The ingredients of the prostate’s secretions, in a clear, mildly acidic fluid, are many and varied: They include citric acid, acid phosphatase, spermine, potassium, calcium and zinc. The prostate is regulated by sex hormones called androgens, which come from the testes. Foremost among these is testosterone, produced in the testes but controlled by a hormone from the pituitary gland, called luteinizing hormone. Testosterone, released from the testes, circulates in the blood. It enters cells in the prostate by diffusion, like water through a tea bag, and soon is transformed into another chemical called dihy-drotestosterone (DHT). DHT hooks up chemically with a specific protein, moves to the cellular seat of power—the nucleus—and quickly becomes a powerful force in the transmission of genetic information from prostate cells.

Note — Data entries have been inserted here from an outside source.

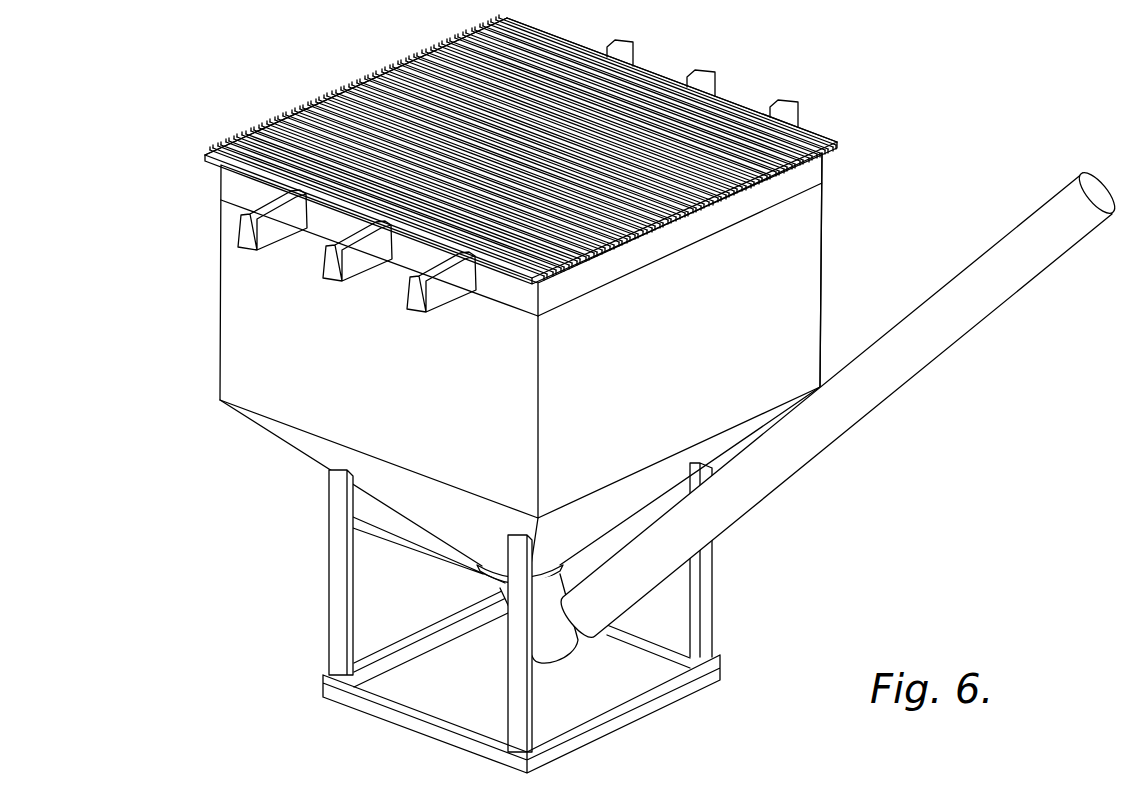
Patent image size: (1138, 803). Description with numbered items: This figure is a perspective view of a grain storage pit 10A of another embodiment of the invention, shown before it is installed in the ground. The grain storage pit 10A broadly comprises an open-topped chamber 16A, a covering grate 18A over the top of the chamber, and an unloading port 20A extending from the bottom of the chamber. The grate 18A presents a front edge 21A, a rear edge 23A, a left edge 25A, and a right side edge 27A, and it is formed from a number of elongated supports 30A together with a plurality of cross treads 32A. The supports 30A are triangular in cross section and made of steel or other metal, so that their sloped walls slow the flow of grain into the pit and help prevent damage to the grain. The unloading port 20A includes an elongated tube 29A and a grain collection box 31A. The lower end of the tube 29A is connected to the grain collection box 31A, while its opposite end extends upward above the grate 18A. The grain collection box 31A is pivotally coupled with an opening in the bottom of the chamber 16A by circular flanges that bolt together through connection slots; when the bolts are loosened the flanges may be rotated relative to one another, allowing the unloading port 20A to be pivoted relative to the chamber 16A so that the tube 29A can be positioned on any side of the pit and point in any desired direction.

The grain storage pit 10A is at (183, 218).
The open-topped chamber 16A is at (810, 223).
The covering grate 18A is at (383, 68).
The unloading port 20A is at (841, 402).
The front edge 21A is at (663, 230).
The rear edge 23A is at (258, 123).
The left edge 25A is at (418, 242).
The right side edge 27A is at (748, 97).
The elongated tube 29A is at (848, 413).
The elongated supports 30A is at (250, 247).
The grain collection box 31A is at (567, 648).
The cross treads 32A is at (512, 57).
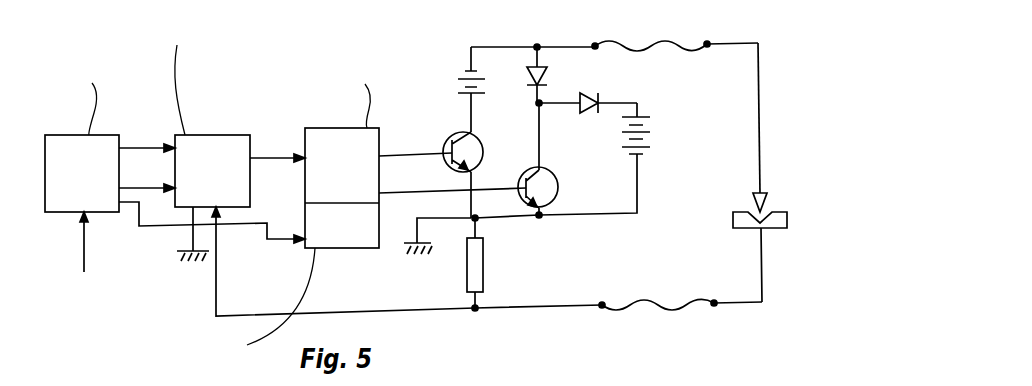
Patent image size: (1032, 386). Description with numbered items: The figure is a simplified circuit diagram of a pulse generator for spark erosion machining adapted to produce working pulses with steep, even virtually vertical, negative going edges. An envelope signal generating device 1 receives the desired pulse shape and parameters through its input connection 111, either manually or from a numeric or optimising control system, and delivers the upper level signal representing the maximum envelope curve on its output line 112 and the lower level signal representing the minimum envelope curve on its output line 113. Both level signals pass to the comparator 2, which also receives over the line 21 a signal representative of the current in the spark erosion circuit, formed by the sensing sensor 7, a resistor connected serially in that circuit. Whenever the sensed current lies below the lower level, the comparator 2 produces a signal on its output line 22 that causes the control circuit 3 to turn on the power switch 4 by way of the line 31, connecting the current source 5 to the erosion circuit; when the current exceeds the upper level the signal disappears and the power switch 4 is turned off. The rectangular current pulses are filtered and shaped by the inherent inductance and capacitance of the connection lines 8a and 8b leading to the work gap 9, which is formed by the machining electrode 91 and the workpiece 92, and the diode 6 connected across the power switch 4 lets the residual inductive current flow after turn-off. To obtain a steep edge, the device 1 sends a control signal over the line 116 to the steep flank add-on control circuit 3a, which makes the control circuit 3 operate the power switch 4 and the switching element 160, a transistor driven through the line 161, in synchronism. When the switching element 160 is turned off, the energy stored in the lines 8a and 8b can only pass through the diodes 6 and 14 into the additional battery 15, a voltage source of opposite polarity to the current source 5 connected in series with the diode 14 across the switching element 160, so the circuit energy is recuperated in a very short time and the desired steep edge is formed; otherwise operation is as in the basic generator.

The envelope signal generating device 1 is at (62, 135).
The comparator 2 is at (215, 135).
The control circuit 3 is at (336, 128).
The steep flank add-on control circuit 3a is at (347, 248).
The power switch 4 is at (456, 134).
The current source 5 is at (462, 81).
The diode 6 is at (542, 76).
The sensing sensor 7 is at (483, 272).
The connection line 8a is at (676, 32).
The connection line 8b is at (682, 319).
The work gap 9 is at (741, 172).
The diode 14 is at (590, 97).
The additional battery 15 is at (651, 136).
The line 21 is at (433, 313).
The output line 22 is at (277, 148).
The line 31 is at (415, 143).
The machining electrode 91 is at (755, 198).
The workpiece 92 is at (746, 221).
The input connection 111 is at (84, 256).
The output line 112 is at (147, 178).
The output line 113 is at (147, 140).
The line 116 is at (212, 221).
The switching element 160 is at (558, 195).
The line 161 is at (452, 180).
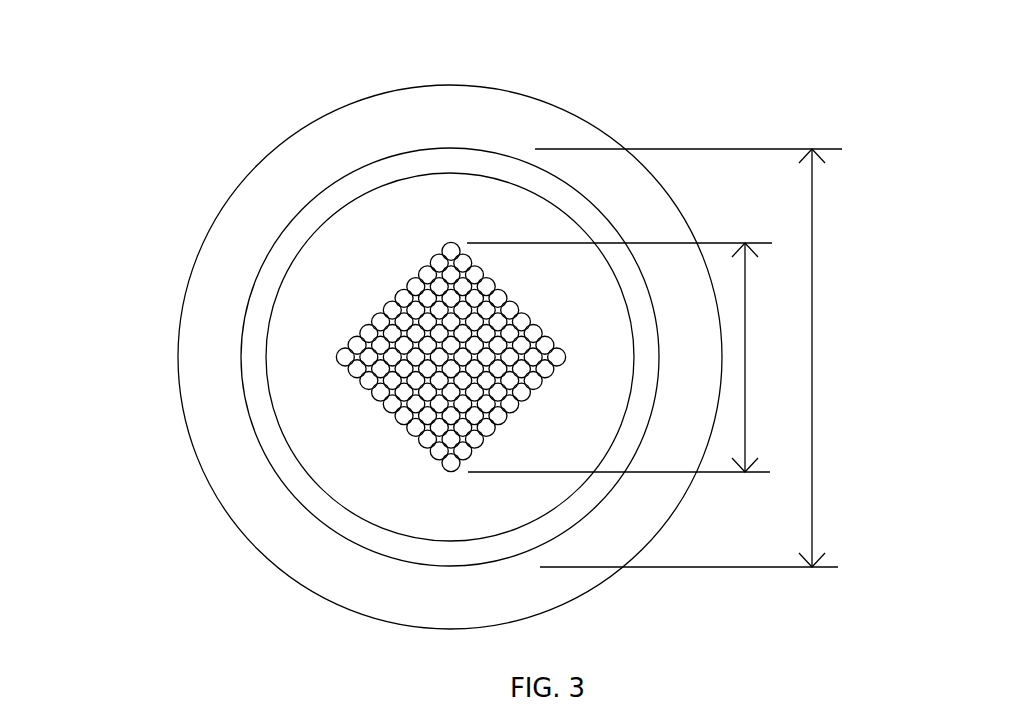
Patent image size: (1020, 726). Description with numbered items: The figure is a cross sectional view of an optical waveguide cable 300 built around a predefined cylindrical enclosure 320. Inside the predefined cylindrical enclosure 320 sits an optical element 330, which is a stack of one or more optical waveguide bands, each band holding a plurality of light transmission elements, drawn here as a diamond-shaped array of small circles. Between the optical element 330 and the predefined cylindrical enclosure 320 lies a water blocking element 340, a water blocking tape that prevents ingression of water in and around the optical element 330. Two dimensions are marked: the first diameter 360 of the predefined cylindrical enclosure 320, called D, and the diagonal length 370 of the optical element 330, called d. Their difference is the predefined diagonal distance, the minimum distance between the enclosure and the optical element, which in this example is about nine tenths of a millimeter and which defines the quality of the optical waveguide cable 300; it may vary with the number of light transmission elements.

The optical waveguide cable 300 is at (80, 64).
The predefined cylindrical enclosure 320 is at (427, 123).
The optical element 330 is at (450, 320).
The water blocking element 340 is at (370, 533).
The first diameter 360 is at (813, 212).
The diagonal length 370 is at (745, 393).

Some components of prostatic secretions may serve to protect the urinary tract and reproductive system from harmful substances in the body that may enter the urethra (see “What Is Semen?“). Perhaps most significant among these is prostate-specific antigen (PSA), an enzyme detectable by a blood test. In recent years, the PSA test has become a crucial addition to medicine’s arsenal for detecting, and thus treating, prostate cancer and BPH.

For all we know about prostatic secretions, their exact role in sexual function is still an enigma. And, problems in the prostate, unlike those in most bodily systems, don’t manifest themselves with symptoms easily traceable to prostate function. Urinary trouble generally is the first sign that something’s not right in the prostate.